毎年春恒例の米アカデミー賞授賞式の中継が2029年からYouTubeに移行する。主催する米映画芸術科学アカデミー(AMPAS=Academy of Motion Picture Arts and Sciences)が2025年12月17日に発表した(冒頭画像はAMPASのリリース)。2029年の第101回授賞式から2033年までの5年間、Google傘下のYouTubeがグローバルでの独占配信権を持つことになった。授賞式は世界に向けてYouTubeの無料アプリを通じて複数言語でライブ配信され、米国内ではYouTubeTV(vMVPD=配信経由でリニアテレビチャンネルを提供するバンドルサービス)でも視聴可能となる。メディア権料などの詳細は明らかにされていない。
アカデミー賞授賞式のテレビ中継は1953年の第25回にNBCで初めて始まった。1961年から1970年にかけてABCが放送。その後NBCをはさんで1976年からは約半世紀にわたってABCが独占中継してきた。今回の決定により2028年の第100回授賞式で地上波ネットワークによる中継は幕を閉じる。

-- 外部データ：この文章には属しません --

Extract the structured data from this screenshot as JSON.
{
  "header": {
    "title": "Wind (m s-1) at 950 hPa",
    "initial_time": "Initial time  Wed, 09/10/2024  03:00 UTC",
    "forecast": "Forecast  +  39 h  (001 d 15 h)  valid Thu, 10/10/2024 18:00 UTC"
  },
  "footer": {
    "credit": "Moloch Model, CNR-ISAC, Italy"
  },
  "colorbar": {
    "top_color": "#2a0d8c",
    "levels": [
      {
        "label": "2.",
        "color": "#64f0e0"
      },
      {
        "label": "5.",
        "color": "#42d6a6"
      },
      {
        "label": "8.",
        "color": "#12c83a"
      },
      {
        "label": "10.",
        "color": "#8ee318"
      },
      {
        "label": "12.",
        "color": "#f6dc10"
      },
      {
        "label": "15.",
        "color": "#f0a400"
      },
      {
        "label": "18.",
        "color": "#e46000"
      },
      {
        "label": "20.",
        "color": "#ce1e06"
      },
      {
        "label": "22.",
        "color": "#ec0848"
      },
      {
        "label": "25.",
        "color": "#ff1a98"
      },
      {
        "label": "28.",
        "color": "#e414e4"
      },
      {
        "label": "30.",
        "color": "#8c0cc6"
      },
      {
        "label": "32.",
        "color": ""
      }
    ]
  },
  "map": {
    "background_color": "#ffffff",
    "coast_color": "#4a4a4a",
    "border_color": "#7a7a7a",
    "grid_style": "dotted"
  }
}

YouTubeへの移行で視聴可能範囲が飛躍的に拡大する。YouTubeは世界で20億人を超えるユーザー基盤を持ち、エリアや放送インフラの制約を受けない。これまでの米国内中心の放送モデルからグローバルなイベントへと再定義されることになり、アカデミー賞にとって大きな転換だ。一方、地上波テレビの目玉とされた大型ライブイベントが配信プラットフォームへと本格的に移行する流れを決定づけると米各メディアは報じている。

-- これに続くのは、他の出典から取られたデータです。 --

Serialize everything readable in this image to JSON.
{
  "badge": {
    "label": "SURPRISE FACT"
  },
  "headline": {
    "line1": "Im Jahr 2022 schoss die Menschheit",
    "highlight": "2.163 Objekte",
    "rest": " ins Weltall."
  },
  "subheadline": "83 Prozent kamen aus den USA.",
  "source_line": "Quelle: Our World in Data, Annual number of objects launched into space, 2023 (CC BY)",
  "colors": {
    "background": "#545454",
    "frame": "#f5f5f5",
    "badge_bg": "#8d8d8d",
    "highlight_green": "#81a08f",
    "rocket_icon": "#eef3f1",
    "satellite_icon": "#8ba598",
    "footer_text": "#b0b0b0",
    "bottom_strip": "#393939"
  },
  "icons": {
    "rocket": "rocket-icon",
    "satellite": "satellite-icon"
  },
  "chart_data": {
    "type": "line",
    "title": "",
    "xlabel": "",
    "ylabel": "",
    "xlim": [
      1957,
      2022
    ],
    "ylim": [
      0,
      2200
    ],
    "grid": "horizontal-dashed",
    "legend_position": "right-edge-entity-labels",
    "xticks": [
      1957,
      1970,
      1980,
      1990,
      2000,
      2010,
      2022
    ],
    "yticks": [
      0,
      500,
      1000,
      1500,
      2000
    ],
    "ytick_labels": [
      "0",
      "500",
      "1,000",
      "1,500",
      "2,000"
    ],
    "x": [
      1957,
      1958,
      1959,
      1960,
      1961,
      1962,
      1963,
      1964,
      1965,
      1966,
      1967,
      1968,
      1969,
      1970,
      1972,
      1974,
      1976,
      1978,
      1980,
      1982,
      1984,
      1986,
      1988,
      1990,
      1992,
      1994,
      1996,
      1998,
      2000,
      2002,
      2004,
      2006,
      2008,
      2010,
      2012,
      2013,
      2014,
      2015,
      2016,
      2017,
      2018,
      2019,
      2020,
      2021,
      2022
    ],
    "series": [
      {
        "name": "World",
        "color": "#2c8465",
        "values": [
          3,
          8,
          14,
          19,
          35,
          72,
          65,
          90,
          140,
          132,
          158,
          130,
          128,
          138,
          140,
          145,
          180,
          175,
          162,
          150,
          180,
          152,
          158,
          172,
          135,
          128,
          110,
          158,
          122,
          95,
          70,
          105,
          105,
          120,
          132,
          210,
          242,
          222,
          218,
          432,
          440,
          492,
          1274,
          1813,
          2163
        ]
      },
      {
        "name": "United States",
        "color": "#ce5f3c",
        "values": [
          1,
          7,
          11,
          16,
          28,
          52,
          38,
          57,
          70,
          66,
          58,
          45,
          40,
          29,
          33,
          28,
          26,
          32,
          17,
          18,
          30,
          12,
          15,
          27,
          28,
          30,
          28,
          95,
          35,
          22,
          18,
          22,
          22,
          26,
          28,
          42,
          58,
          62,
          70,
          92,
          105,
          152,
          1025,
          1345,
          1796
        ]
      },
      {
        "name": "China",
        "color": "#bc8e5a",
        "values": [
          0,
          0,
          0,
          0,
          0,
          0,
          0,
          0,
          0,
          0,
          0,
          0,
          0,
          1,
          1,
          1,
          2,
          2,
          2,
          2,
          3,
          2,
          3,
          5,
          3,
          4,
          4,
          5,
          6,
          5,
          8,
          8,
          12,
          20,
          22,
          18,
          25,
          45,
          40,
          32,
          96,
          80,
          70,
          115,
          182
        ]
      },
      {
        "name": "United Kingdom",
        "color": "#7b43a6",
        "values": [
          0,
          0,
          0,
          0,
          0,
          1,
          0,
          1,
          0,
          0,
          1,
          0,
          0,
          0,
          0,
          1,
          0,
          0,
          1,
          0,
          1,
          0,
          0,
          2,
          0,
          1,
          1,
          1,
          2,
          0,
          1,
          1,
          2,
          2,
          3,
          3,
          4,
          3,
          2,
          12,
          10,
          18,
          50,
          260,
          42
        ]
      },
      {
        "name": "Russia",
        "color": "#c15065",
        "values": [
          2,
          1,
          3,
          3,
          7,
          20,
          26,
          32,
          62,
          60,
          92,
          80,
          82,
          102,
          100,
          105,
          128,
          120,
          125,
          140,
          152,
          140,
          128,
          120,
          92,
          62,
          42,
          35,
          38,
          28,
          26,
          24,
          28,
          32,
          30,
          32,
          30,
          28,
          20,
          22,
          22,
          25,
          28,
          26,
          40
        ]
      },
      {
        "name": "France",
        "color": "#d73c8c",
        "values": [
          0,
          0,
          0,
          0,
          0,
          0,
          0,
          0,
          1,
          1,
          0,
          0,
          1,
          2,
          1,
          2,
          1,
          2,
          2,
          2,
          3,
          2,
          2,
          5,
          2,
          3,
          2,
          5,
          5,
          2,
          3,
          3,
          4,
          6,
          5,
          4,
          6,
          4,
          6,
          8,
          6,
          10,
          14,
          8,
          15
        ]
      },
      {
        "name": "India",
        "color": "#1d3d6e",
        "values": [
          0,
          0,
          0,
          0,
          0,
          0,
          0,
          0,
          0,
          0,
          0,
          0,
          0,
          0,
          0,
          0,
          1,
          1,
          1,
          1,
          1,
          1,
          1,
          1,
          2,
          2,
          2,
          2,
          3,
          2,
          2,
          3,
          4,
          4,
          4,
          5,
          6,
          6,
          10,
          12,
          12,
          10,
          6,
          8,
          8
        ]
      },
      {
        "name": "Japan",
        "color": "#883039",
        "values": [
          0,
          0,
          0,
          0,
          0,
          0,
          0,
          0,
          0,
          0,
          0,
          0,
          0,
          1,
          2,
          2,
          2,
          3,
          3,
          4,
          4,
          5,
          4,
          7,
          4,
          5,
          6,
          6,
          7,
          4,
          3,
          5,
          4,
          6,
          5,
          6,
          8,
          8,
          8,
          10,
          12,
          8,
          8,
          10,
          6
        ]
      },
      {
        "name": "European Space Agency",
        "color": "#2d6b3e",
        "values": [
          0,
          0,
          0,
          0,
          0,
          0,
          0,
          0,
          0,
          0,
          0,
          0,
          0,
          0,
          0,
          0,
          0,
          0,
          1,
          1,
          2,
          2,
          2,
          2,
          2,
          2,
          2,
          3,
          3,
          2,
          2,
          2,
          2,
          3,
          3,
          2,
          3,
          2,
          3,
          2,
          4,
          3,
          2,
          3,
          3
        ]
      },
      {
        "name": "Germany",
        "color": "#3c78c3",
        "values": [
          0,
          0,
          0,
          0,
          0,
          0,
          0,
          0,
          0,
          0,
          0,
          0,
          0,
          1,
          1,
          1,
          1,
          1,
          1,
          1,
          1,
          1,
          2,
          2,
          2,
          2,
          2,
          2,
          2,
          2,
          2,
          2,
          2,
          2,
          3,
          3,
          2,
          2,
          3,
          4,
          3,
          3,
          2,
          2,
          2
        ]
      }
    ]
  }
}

米Variety誌はこの決定の注目すべき点と懸念を提起している。まず、YouTube配信への映画関係者の反発だ。ハリウッドの制作者やスターにとって劇場映画=「最高位の芸術」を称える場としてのアカデミー賞授賞式が他の雑多な配信コンテンツと並列に扱われることに違和感があるという。また、配信では放送時間の制約がなくなるため、授賞式が冗長化することへの懸念、授賞式のコンテンツとしてのクオリティがこれまでどおり維持されるのか、さらにプレゼンターとしてインフルエンサーを起用することの是非などが挙げられている。

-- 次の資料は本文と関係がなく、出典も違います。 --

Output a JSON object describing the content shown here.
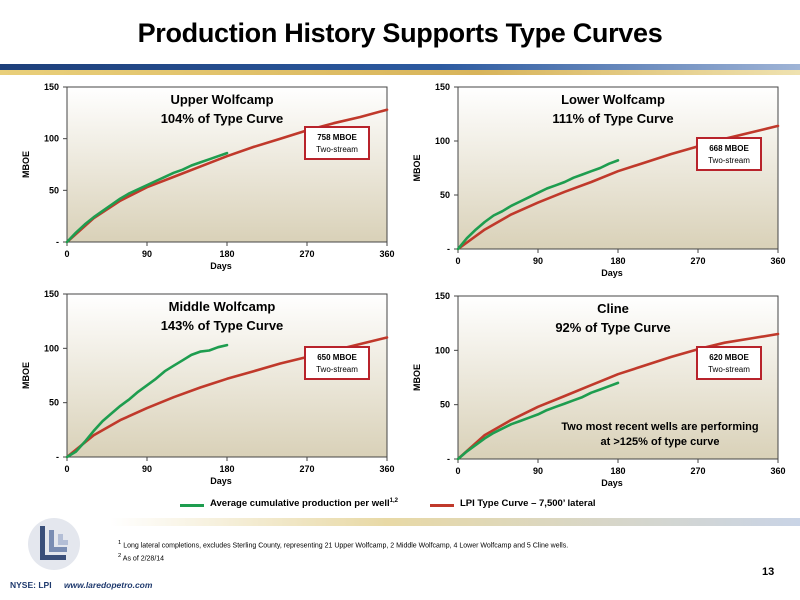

従来型テレビの視聴者減少に対抗するため、近年は各種授賞式の中継をテレビ放送から配信に移す動きはすでに広がっている。SAGアワード(全米映画俳優組合賞)の中継権は2024年にケーブルチャンネルのTNTからNetflixに移行。アカデミー・オブ・カントリー・ミュージック賞も2022年にCBSからAmazon Prime Videoに移っている。それらに続くものだけに、放送と配信の力関係や授賞式の意味そのものを問い直す転換点となりそうだ。